The Supplement OWL will consist of two tiers; the first is completely free to any company that wants to participate and is willing to provide the required data. Tier 1 information will include basic information about the product, much of it culled from the label itself: brand name, product name, product category, delivery description, intended users, ingredients, Daily Values, serving size, label claims, precautionary statements, storage information, seals and certifications, and allergy statements. Each entry will also provide a product image and a copy of the label, as well as a unique alpha-numeric identifier. Anyone with an internet connection, including our regulators, will have access to Tier 1. In addition, FDA will have access to Tier 1 plus the manufacturer/packager information (either names of manufacturer and packager or 24-7 contact information for a person who will provide this information).

Tier 2 will include supporting materials that verify the information on the label: product specification sheets, verifications of product attributes and certifications, and evidence of third-party audits for GMP compliance. Tier 2 is accessed on a “permission only” basis, intended largely to address the needs of retailers seeking to qualify products for sale.

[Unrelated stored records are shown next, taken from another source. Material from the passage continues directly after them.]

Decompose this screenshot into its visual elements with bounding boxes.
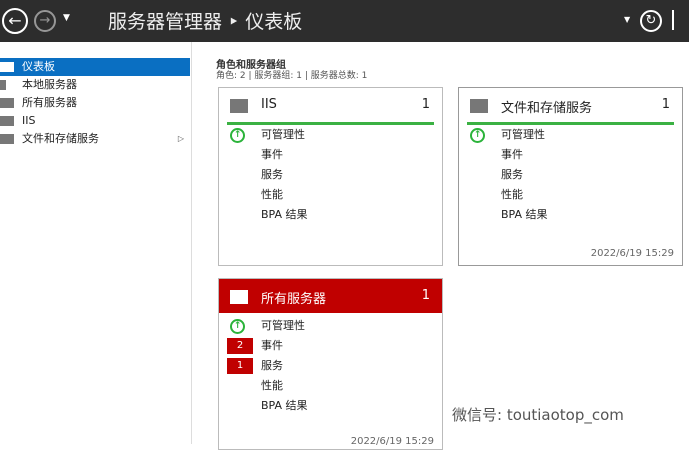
card-row-bpa[interactable]: BPA 结果 — [219, 396, 442, 416]
ok-arrow-icon: ↑ — [470, 128, 485, 143]
sidebar-item-local-server[interactable]: 本地服务器 — [0, 76, 190, 94]
alert-badge: 2 — [227, 338, 253, 354]
card-row-performance[interactable]: 性能 — [219, 185, 442, 205]
card-row-bpa[interactable]: BPA 结果 — [219, 205, 442, 225]
page-title: 服务器管理器 ‣ 仪表板 — [108, 11, 303, 33]
sidebar-item-label: IIS — [22, 114, 36, 127]
card-count: 1 — [421, 97, 430, 112]
role-card-file-storage[interactable]: 文件和存储服务 1 ↑ 可管理性 事件 服务 性能 BPA 结果 2022/6/19… — [458, 87, 683, 266]
role-card-all-servers[interactable]: 所有服务器 1 ↑ 可管理性 2 事件 1 服务 性能 BPA 结果 2022/6/19… — [218, 278, 443, 450]
refresh-icon[interactable]: ↻ — [640, 10, 662, 32]
timestamp: 2022/6/19 15:29 — [590, 248, 674, 259]
card-row-events[interactable]: 2 事件 — [219, 336, 442, 356]
folder-icon — [470, 99, 488, 113]
sidebar-item-label: 文件和存储服务 — [22, 132, 99, 145]
card-row-services[interactable]: 服务 — [459, 165, 682, 185]
card-row-manageability[interactable]: ↑ 可管理性 — [219, 125, 442, 145]
forward-button[interactable]: → — [34, 10, 56, 32]
history-dropdown-icon[interactable]: ▼ — [63, 13, 70, 23]
section-subtitle: 角色: 2 | 服务器组: 1 | 服务器总数: 1 — [216, 71, 368, 81]
folder-icon — [0, 134, 14, 144]
card-title[interactable]: 文件和存储服务 — [501, 97, 592, 116]
sidebar-item-label: 仪表板 — [22, 60, 55, 73]
sidebar-item-dashboard[interactable]: 仪表板 — [0, 58, 190, 76]
card-row-bpa[interactable]: BPA 结果 — [459, 205, 682, 225]
card-row-events[interactable]: 事件 — [219, 145, 442, 165]
expand-arrow-icon[interactable]: ▷ — [178, 130, 184, 148]
card-row-services[interactable]: 服务 — [219, 165, 442, 185]
alert-badge: 1 — [227, 358, 253, 374]
card-count: 1 — [421, 288, 430, 303]
card-title[interactable]: 所有服务器 — [261, 288, 326, 307]
card-row-events[interactable]: 事件 — [459, 145, 682, 165]
sidebar-item-label: 所有服务器 — [22, 96, 77, 109]
card-row-manageability[interactable]: ↑ 可管理性 — [459, 125, 682, 145]
card-row-manageability[interactable]: ↑ 可管理性 — [219, 316, 442, 336]
watermark: 微信号: toutiaotop_com — [452, 406, 624, 424]
card-row-services[interactable]: 1 服务 — [219, 356, 442, 376]
iis-icon — [230, 99, 248, 113]
ok-arrow-icon: ↑ — [230, 128, 245, 143]
dashboard-icon — [0, 62, 14, 72]
iis-icon — [0, 116, 14, 126]
role-card-iis[interactable]: IIS 1 ↑ 可管理性 事件 服务 性能 BPA 结果 — [218, 87, 443, 266]
servers-icon — [0, 98, 14, 108]
sidebar-item-label: 本地服务器 — [22, 78, 77, 91]
card-title[interactable]: IIS — [261, 97, 277, 112]
sidebar-item-file-storage[interactable]: 文件和存储服务 ▷ — [0, 130, 190, 148]
sidebar: 仪表板 本地服务器 所有服务器 IIS 文件和存储服务 ▷ — [0, 42, 192, 444]
servers-icon — [230, 290, 248, 304]
back-button[interactable]: ← — [2, 8, 28, 34]
sidebar-item-iis[interactable]: IIS — [0, 112, 190, 130]
card-count: 1 — [661, 97, 670, 112]
card-row-performance[interactable]: 性能 — [459, 185, 682, 205]
header-bar: ← → ▼ 服务器管理器 ‣ 仪表板 ▼ ↻ — [0, 0, 689, 42]
card-row-performance[interactable]: 性能 — [219, 376, 442, 396]
timestamp: 2022/6/19 15:29 — [350, 436, 434, 447]
dropdown-icon[interactable]: ▼ — [624, 15, 630, 24]
sidebar-item-all-servers[interactable]: 所有服务器 — [0, 94, 190, 112]
divider — [672, 10, 674, 30]
server-icon — [0, 80, 6, 90]
ok-arrow-icon: ↑ — [230, 319, 245, 334]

Development of this registry is well underway. The Supplement OWL is already receiving labels from companies and is expected to go live in April.

Once realized, the Supplement OWL will provide a snapshot of the vast array of healthful products that compose the supplement market and demonstrate the willingness of this industry to proactively self-regulate. It will strengthen the industry’s relationship with the FDA by improving the agency’s ability to obtain product, ingredient, and manufacturer information quickly and eliminate the charge that FDA cannot determine, the size and breadth of the industry. The OWL will assist retailers to more easily evaluate dietary supplements and select quality products for their customers. And ultimately, it will permit consumers to identify and evaluate dietary supplements based on labeling, contents, and indicia of quality—to more wisely “navigate the aisle.”

Building and maintaining trust means assuring even our critics that we have nothing to hide. Making product labels accessible in one place demonstrates confidence that our products and labeling comply with the law. In this era when consumers are demanding more visibility about the authenticity of everything they purchase, the Supplement OWL is an opportunity to give our many stakeholders a clear view of who we are. Will you join us as the Supplement OWL takes off and soars?